UM-Flint Associate Professor of Anthropology Beverley Smith, Ph.D., was the principal investigator at the site.

"The Stone Street project has been important on several fronts. It has been an unprecedented opportunity for our students to work in downtown Flint  together with neighbors, volunteers from the wider community, including other students, and especially members of the descendent tribal community to 'do the right thing,'" noted Smith. "The work at Stone Street demonstrates our archaeology students make important contributions by bringing the past into the present and enriching the entire community."

Besides student and local volunteers, the site attracted interest from people around the globe.

"We had 80 Korean exchange students who volunteered at the site in August 2009," said Shannon Martin, director of the Ziibiwing Center. "We had hundreds of volunteers, some as old as 89."

Plans are still under consideration for how the eight lots located near Atwood Stadium will be developed.  She hopes that many of the stones recovered over the years can be used at the site.

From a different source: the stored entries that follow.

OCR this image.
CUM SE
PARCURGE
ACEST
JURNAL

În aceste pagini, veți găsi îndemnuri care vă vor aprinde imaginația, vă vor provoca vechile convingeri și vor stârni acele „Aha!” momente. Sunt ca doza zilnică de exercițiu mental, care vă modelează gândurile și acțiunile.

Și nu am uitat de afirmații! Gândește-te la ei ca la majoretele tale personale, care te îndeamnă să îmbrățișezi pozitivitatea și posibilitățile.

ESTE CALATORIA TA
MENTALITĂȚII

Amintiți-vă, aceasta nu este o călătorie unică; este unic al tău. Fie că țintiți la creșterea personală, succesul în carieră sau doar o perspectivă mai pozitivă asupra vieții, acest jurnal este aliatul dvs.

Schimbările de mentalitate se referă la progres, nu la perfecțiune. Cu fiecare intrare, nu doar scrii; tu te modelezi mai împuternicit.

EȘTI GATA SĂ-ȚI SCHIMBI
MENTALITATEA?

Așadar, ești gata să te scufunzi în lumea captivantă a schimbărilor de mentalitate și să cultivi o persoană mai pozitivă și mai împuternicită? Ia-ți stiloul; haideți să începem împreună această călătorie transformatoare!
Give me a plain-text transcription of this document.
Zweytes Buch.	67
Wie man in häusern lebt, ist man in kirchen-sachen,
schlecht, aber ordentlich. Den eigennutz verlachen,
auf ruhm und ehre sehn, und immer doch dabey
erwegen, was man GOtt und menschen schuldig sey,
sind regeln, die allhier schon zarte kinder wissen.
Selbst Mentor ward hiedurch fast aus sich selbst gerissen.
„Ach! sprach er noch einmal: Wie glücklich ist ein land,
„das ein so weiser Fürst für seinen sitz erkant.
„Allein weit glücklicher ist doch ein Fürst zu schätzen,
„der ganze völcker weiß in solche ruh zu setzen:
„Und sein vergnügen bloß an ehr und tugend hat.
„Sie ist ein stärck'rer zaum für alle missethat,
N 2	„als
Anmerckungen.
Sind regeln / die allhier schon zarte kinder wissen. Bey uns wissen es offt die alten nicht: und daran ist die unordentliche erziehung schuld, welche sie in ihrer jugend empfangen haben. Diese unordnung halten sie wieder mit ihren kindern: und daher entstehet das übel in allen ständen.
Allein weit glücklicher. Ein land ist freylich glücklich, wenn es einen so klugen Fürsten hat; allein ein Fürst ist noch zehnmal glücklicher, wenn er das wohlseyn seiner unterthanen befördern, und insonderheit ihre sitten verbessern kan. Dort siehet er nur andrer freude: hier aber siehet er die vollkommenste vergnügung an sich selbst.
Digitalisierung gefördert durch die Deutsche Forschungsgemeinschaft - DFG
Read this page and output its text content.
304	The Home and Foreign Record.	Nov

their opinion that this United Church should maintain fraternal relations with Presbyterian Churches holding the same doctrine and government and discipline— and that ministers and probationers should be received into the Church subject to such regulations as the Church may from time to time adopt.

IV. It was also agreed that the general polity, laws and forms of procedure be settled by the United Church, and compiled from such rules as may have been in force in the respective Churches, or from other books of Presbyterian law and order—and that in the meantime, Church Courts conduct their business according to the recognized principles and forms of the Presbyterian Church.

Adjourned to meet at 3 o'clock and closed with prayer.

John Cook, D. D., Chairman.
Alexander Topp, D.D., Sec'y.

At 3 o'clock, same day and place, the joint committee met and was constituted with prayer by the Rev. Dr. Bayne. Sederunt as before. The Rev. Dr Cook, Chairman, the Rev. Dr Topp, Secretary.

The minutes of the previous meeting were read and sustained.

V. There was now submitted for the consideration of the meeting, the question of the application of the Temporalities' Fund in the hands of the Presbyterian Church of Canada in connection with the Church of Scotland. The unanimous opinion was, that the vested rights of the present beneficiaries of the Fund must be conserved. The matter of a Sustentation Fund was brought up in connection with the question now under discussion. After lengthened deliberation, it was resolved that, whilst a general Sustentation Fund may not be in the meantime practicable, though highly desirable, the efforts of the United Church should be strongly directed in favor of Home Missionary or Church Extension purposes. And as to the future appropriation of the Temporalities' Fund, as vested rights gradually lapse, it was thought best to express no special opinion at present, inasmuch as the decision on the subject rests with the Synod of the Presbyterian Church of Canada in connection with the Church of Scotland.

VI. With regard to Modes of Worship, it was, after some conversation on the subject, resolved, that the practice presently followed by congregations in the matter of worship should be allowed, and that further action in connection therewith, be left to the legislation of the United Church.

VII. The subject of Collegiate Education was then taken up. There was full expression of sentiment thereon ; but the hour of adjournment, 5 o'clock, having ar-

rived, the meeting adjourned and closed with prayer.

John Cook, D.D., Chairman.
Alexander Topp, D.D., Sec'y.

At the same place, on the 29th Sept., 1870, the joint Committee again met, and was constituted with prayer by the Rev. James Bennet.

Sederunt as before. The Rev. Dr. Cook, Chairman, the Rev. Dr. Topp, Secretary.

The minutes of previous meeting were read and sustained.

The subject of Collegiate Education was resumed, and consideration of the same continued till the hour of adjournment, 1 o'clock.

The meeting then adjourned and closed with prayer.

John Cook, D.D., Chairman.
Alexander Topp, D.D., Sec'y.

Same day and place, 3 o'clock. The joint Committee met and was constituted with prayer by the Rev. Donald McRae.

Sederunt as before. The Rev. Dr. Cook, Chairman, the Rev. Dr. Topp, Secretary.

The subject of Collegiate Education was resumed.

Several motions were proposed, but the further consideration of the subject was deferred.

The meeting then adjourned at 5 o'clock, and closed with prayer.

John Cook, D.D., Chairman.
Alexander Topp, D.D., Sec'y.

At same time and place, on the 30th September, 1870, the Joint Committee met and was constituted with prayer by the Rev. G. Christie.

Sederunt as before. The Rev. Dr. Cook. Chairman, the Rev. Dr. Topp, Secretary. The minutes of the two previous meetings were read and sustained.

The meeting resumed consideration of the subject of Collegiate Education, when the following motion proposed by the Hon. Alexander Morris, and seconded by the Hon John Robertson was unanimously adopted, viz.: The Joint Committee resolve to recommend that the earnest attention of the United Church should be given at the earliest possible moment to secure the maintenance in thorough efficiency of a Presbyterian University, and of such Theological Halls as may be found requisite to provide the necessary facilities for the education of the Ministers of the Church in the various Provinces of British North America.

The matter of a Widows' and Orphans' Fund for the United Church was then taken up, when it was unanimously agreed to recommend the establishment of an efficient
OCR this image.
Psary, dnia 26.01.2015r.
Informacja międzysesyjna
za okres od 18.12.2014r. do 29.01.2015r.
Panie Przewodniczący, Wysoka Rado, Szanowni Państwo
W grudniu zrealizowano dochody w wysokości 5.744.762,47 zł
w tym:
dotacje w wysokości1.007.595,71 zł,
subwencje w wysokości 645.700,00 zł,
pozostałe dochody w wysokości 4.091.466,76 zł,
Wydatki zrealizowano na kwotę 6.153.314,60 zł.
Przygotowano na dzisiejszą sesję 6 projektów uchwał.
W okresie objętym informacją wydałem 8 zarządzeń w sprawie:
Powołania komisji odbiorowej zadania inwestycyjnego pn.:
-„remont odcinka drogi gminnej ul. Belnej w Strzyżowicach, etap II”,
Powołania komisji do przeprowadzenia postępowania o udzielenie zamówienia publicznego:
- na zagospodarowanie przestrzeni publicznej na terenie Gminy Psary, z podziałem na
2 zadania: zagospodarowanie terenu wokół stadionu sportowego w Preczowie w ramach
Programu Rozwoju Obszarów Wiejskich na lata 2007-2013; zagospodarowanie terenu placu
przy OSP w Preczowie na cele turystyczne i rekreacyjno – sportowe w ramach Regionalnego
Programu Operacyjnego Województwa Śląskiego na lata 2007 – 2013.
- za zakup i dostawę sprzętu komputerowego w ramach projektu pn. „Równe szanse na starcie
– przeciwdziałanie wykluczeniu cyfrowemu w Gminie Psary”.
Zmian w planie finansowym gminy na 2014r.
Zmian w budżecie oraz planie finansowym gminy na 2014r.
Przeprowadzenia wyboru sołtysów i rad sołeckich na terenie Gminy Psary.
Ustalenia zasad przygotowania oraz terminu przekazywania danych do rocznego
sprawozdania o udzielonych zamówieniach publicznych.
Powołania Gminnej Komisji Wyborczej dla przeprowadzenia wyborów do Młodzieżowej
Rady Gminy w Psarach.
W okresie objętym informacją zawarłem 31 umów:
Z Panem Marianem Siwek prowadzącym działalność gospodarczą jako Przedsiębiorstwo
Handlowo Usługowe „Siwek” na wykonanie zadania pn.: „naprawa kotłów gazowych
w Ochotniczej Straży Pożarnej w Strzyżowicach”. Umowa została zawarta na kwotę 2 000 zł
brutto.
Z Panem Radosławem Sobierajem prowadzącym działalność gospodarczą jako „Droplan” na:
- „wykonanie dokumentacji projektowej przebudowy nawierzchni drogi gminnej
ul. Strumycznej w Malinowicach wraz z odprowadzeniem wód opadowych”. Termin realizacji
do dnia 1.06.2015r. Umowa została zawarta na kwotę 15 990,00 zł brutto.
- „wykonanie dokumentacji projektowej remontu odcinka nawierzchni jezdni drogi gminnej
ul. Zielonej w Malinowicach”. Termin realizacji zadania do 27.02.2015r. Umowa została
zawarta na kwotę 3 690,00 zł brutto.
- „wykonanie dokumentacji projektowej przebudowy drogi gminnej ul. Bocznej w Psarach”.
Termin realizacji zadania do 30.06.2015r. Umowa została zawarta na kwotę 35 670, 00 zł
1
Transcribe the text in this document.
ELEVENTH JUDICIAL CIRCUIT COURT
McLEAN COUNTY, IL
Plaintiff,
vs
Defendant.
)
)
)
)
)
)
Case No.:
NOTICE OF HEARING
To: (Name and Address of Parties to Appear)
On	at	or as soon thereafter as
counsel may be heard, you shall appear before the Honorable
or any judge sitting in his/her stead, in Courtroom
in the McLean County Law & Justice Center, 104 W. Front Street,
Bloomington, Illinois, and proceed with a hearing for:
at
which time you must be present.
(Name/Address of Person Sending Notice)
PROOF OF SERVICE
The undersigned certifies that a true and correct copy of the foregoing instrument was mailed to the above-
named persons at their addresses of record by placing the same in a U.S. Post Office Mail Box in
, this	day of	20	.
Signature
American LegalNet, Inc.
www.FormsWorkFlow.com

The Genesee County Land Bank is deeding the property to the Saginaw Chippewa Indian Tribe.

"We will be reburying 20 people, primarily adults with an infant, several children and adolescents on Saturday," said Smith. "The Saginaw Chippewa Indian Tribe and their representatives at the Ziibiwing Cultural Center have been very generous to allow us to participate in this recovery effort and, in gratitude for the hard work of all the volunteers, have extended that generous spirit to include us in the sacred reburial ceremony of these ancestors."

Saginaw Chippewa Tribe Elder Gary Sprague, who assisted with the mitigation effort, believes the volunteers at the site came away with a better understanding of Native American culture.

"The people who come here, the volunteers and the students who help us at this site, they gain a better understanding of our ways, of who we were, and who we are."